I’ve started reading Ulysses, and I’m surprised to find after all of the warnings that I actually enjoy reading it. But seeing this movie with all of these modernist writers and artists hanging out together in Paris really amped up my enthusiasm for the book. James Joyce didn’t make an appearance, but he got a mention, and that was enough to get me really in the mood to embrace modernist literature, at least for a while.
I remember hearing an interview with director Jean-Pierre Jeunet, who said that when he made Amélie, he set out to show the audience the Paris that he loves, all vibrant colors and magic, rather than the starkly real Paris, which has much more traffic and dog crap. So while the Paris setting of the film was gorgeous, I was able to keep reality in mind for most of the film and not hit pause to look up airline fares.

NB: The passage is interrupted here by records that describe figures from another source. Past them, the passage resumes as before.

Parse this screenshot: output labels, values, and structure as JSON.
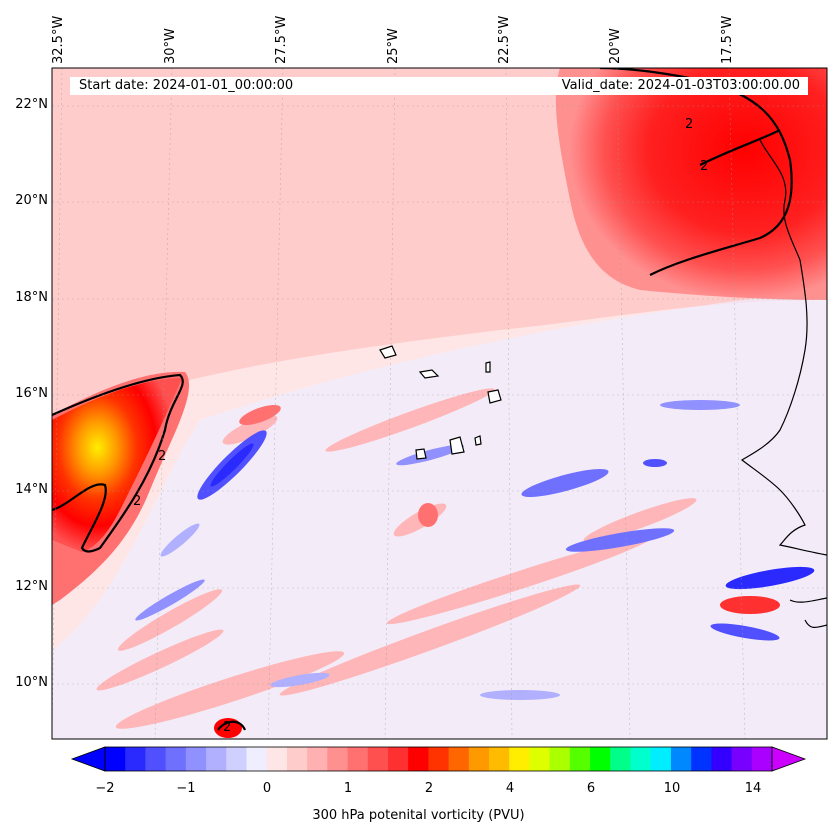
{
  "map": {
    "start_date": "Start date: 2024-01-01_00:00:00",
    "valid_date": "Valid_date: 2024-01-03T03:00:00.00",
    "lon_labels": [
      "32.5°W",
      "30°W",
      "27.5°W",
      "25°W",
      "22.5°W",
      "20°W",
      "17.5°W"
    ],
    "lat_labels": [
      "22°N",
      "20°N",
      "18°N",
      "16°N",
      "14°N",
      "12°N",
      "10°N"
    ],
    "contour_label": "2",
    "colorbar": {
      "title": "300 hPa potenital vorticity (PVU)",
      "tick_labels": [
        "−2",
        "−1",
        "0",
        "1",
        "2",
        "4",
        "6",
        "10",
        "14"
      ],
      "colors": [
        "#0000ff",
        "#2a2aff",
        "#5050ff",
        "#7070ff",
        "#9090ff",
        "#b0b0ff",
        "#d0d0ff",
        "#eeeeff",
        "#ffe6e6",
        "#ffcccc",
        "#ffb0b0",
        "#ff9090",
        "#ff7070",
        "#ff5050",
        "#ff3030",
        "#ff0000",
        "#ff3300",
        "#ff6600",
        "#ff9900",
        "#ffbb00",
        "#ffee00",
        "#ddff00",
        "#aaff00",
        "#55ff00",
        "#00ff00",
        "#00ff88",
        "#00ffcc",
        "#00eeff",
        "#0088ff",
        "#0033ff",
        "#3300ff",
        "#7700ff",
        "#aa00ff"
      ],
      "under_color": "#0000ff",
      "over_color": "#cc00ff"
    }
  }
}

I’m also not very susceptible to the “it would be so much nicer to live in such-and-such a time…” I’ve read enough history to know that pretty much every era sucked for pretty much everyone living during that era. Right now’s not great, but there’s no other time I’d much rather live in.
Midnight in Paris, however, had me craving at least a long-ish vacation to 1920’s Paris. Ernest Hemingway, F. Scott Fitzgerald, Gertrude Stein, Pablo Picasso, Salvador Dali, T.S. Eliot…what an incredible time it must have been to be in Paris!
The only trouble would be explaining why I wasn’t drinking. That particular crowd doesn’t seem like they’d take very well to someone who wasn’t a fabulous drinker.